My earliest memories are from when I was five. I loved my parents very much. I always wanted to make them proud and tried to be a good kid. I did not complain much and would do anything that was asked of me. I have memories that make me feel nothing but happiness of my dad because he was very much a child himself and would make things fun (when he was in a good mood). Unfortunately, those moments were few and far between. My dad was an alcoholic with a huge temper.
He would get so mad at little things. I remember him throwing me on the ground because I broke a crayon, but I was most scared for my mom. I would see him yelling at her, throwing her against the wall. One time he hit her head repeatedly against a toilet bowl. My mom would try to keep me from seeing it, but I wanted to protect her and would run screaming at my dad to stop. The insults that he would yell at me made me feel like I would never amount to anything. I wanted his love so badly, but as a child, I never received it.

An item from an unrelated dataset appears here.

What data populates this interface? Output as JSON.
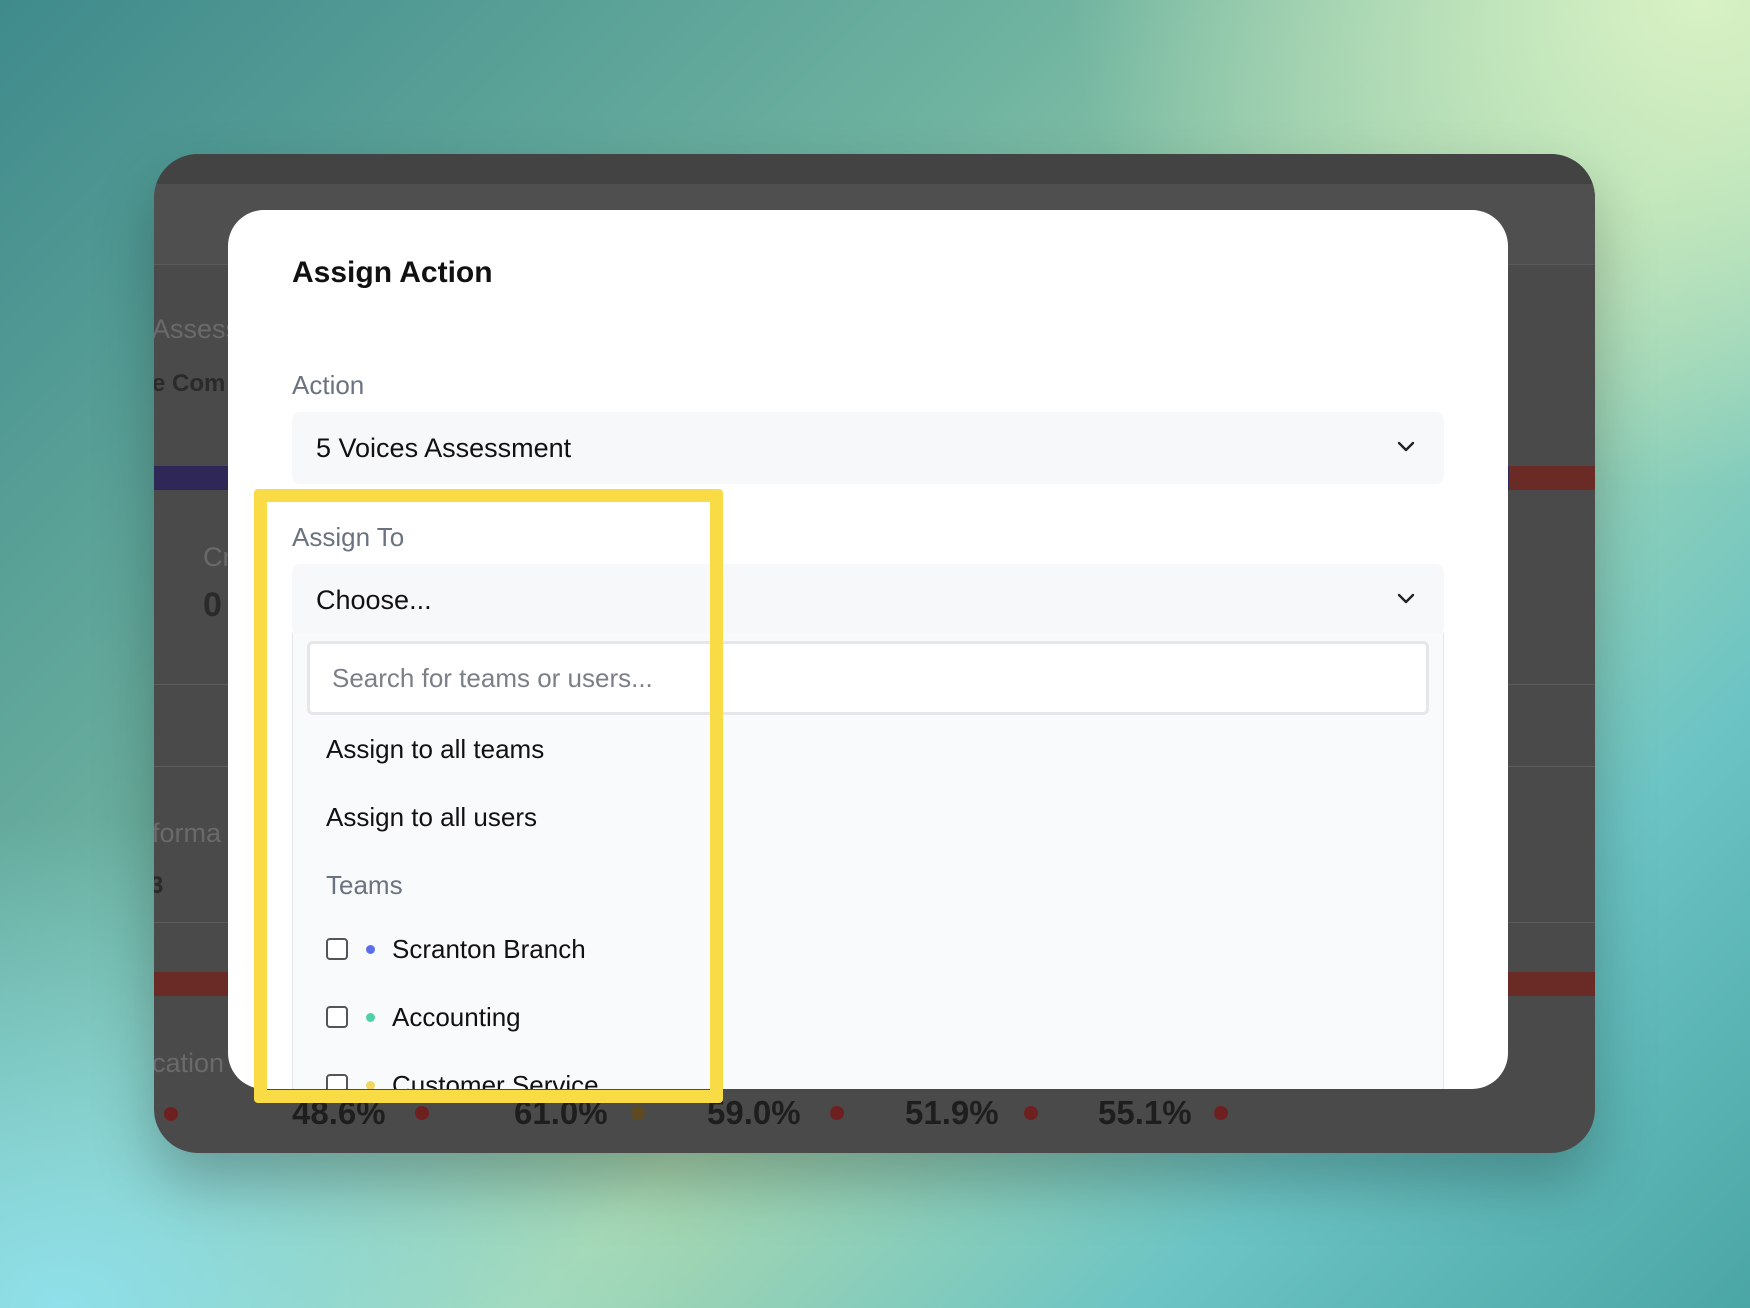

My dad worked a lot and made good money. Unfortunately the money went to his addictions – to filling his stomach and buying the latest and greatest electronics – not feeding his family. He would have big parties where he would make me do shots of whiskey so he could show his friends how cool his kid was. I wanted my dad’s approval so bad and would do anything that he asked. When he would smile down at me during these parties, the hole in my heart would close for a moment, and I felt like I belonged.
Do you know what it is like to feel hunger? You feel tired, irritable and have a hard time focusing on anything. Your stomach growls and hurts a little. The term “hangry” came from this uncomfortable need to eat. What many people do not know is the difference between these hunger pains and true starvation. I can remember going to bed at night, the growling of my stomach long gone, replaced by what I can only describe as my body trying to eat itself. I would lay in bed trying to sleep, crying quietly from the pain, for fear of waking my parents. My dad had no tolerance for crying. Eventually, the exhaustion would take over and I would sleep.
When I woke, everything would seem to be in slow motion. It was hard to get dressed. I walked to school, shuffling my feet down the road, trying to muster the strength just to get there. School was my release; it was a safe place for me to go. In the 80’s free lunch was different than it is now. Everyone knew that you were poor because they would give you a sack lunch with a sandwich, apple and milk. As embarrassed as I was from kids teasing me about my free lunch, I was so grateful for the food. These lunches were sometimes the only food I would get during the week. I usually would eat so fast that I would feel sick, but it felt so good to chew.
Social services would do welfare checks when called, but nothing they observed caused them to open a formal case. It was the 1980’s and times were different then.
Even with all the things I went through as a child, I was lucky to have that one person who made a difference. I know this seems cliché, but I can tell you it is 100% true. My grandpa (Papa) was my hero. The only person who could calm me as an infant was my papa. We shared a bond that was the strongest I have ever felt. I spent as many weekends with my grandparents as I could. Papa would tell me stories about his childhood. He would tell me how his parents made him drop out of school when he was 8 so he could deliver ice to people’s homes and help support the family. He told me these stories because he wanted me to know how important an education is.
When I was with my grandparents, I did not have to worry about going to bed hungry, feeling alone or being scared. I did not have to walk on eggshells or be careful not to anger anyone. Instead I had support, I had unconditional love and a feeling of safety. My papa is the reason I worked so hard in school, got involved in clubs, activities and volunteering. He made me believe that anything was possible. He was the person I went to for comfort and advice, always careful not to tell me what to do, but to help me figure it out by myself. Josh Groban sings a song that describes what my papa was to me; You Raise Me Up. It talks about being raised to be strong and able to make it through any storm.
A child who has experienced trauma similar to mine only needs one person who will listen and give support. Many kids do not know what it feels like to have someone believe in them. I would not be the person I am today without the trials I went through as a child, but I do not know if I would have made it without my Papa. Even though he has been gone for 13 years now, I can still hear his voice. Everything he taught me is still with me. I strive to live the life he wanted for me, and I’m working to be the best version of myself. Giving a child your time will change their life for the better.